Il demandait au ministre de lui indiquer les mesures qu’il entend prendre pour rassurer et soutenir la filière laitière française.

Lors de la dernière assemblée générale de la FNPL 2008 (le 20 mars à St-Etienne), le ministre, qui, par ailleurs, a souvent affirmé  sa volonté de défendre l’élevage montagnard, avait en partie répondu à la question: ” Je connais votre attachement à la gestion française des quotas laitiers qui a permis à la fois de maintenir une production en adéquation avec les marchés ainsi qu’une présence des exploitations laitières sur l’ensemble du territoire national. Cependant, dans ce contexte communautaire en mouvement, il apparaît urgent de se préparer à l’après quotas en consolidant la production dans toutes les régions de France. Pour se préparer, les règles de gestion des quotas laitiers doivent donc évoluer afin de permettre aux producteurs et aux entreprises d’accroître leur compétitivité et de rattraper ou de se maintenir au niveau de leurs principaux concurrents”.

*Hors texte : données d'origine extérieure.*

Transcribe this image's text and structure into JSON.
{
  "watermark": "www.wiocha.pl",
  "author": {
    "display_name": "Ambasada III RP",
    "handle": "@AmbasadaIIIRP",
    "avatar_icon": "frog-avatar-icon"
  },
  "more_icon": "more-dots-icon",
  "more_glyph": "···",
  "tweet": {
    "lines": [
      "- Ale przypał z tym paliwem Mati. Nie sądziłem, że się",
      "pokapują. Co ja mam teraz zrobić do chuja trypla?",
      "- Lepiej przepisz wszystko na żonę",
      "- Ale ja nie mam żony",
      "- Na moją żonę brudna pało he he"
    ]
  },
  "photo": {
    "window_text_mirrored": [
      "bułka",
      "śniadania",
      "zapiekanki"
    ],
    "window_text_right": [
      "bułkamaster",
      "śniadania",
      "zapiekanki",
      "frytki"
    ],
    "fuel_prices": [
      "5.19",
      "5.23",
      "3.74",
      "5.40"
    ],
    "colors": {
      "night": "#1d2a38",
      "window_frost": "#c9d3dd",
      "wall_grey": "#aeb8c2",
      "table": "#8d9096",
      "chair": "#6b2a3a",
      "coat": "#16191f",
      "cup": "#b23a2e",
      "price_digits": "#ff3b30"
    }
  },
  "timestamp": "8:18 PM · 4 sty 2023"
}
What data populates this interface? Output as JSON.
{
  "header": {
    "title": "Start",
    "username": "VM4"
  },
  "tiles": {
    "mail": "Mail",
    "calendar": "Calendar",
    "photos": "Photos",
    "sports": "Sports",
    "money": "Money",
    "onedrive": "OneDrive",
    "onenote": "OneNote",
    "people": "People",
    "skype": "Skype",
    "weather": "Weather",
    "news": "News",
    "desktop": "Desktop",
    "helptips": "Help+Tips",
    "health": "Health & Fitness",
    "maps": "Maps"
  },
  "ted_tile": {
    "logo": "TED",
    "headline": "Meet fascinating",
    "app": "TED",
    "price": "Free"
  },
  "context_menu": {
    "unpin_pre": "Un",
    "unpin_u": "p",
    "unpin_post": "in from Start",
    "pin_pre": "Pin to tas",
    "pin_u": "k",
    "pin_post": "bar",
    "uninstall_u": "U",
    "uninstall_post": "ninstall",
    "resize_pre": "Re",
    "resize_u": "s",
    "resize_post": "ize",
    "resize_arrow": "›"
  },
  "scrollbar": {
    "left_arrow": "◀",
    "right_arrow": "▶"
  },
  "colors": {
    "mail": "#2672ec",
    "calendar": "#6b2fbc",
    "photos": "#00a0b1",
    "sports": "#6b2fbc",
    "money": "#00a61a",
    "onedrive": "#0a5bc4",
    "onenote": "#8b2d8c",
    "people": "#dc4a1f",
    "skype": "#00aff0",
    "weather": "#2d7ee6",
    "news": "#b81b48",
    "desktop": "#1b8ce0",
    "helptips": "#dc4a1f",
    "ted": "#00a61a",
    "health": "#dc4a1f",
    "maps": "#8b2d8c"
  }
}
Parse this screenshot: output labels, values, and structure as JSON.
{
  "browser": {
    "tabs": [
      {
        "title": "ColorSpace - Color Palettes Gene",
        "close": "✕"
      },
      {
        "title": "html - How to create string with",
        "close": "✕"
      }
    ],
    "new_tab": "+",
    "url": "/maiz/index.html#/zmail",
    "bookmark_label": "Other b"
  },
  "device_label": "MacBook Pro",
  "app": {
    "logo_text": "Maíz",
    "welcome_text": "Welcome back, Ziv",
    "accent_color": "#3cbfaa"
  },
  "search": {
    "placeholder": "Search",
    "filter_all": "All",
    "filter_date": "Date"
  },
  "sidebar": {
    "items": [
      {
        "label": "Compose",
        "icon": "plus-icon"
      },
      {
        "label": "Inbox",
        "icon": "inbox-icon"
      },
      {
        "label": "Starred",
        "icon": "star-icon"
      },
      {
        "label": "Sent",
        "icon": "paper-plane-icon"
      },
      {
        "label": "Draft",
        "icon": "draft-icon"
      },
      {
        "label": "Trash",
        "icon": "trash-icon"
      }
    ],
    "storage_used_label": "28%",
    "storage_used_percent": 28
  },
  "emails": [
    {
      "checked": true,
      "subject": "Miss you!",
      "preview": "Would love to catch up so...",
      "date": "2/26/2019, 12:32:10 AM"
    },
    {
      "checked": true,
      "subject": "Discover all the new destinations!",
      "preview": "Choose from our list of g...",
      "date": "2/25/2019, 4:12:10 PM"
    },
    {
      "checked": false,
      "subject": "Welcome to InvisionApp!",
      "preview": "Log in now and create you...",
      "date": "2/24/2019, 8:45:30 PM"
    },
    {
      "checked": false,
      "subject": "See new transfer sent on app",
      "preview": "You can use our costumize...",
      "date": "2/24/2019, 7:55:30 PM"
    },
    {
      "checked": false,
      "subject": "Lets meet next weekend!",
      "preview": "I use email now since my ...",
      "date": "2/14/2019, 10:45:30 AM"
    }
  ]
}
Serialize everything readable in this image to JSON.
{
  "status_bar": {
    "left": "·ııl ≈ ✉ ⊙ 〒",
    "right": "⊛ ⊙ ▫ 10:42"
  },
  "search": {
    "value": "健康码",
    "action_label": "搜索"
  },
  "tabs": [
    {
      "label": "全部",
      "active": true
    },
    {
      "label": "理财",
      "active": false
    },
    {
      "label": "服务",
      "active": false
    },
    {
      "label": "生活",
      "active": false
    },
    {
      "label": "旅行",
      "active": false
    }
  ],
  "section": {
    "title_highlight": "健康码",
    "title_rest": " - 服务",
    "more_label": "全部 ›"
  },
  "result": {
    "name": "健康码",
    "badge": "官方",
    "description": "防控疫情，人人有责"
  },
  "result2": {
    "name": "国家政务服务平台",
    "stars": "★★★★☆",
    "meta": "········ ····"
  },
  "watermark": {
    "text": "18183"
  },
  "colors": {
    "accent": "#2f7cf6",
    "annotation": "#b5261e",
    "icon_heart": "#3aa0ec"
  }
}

La France étant depuis plus d’un mois aux manettes de l’Union européenne, les éleveurs sont donc en droit d’attendre une “consolidation de la production dans toutes les régions de France”.

Petit rappel: Rhône-Alpes est la première région française pour la production de yaourts et pour la production de desserts frais. Sur le territoire de la région sont présentes trois grandes unités de fabrication de produits frais (Saint-Just-Chaleyssin, Vienne, Andrézieux-Bouthéon) parmi lesquelles on compte la deuxième , en dimension, de l’Union Européenne (Saint-Just-Chaleyssin). Toutes les grandes entreprises laitières de France y exercent une activité : SODIAAL, Danone, Nestlé, Bongrain, Lactalys, Bel.

Gilbert

One thought on “Produire plus? Oui, mais comment et à quel prix?

  1. J’ai une réponse à la question: qui va faire la traite? Les robots. Le CIEL indique, en effet, que la nouvelle génération de robots de traite a débarqué et s’implante à la vitesse grand V. Il y en a 30 en service en Rhône-Alpes et 4 en Isère.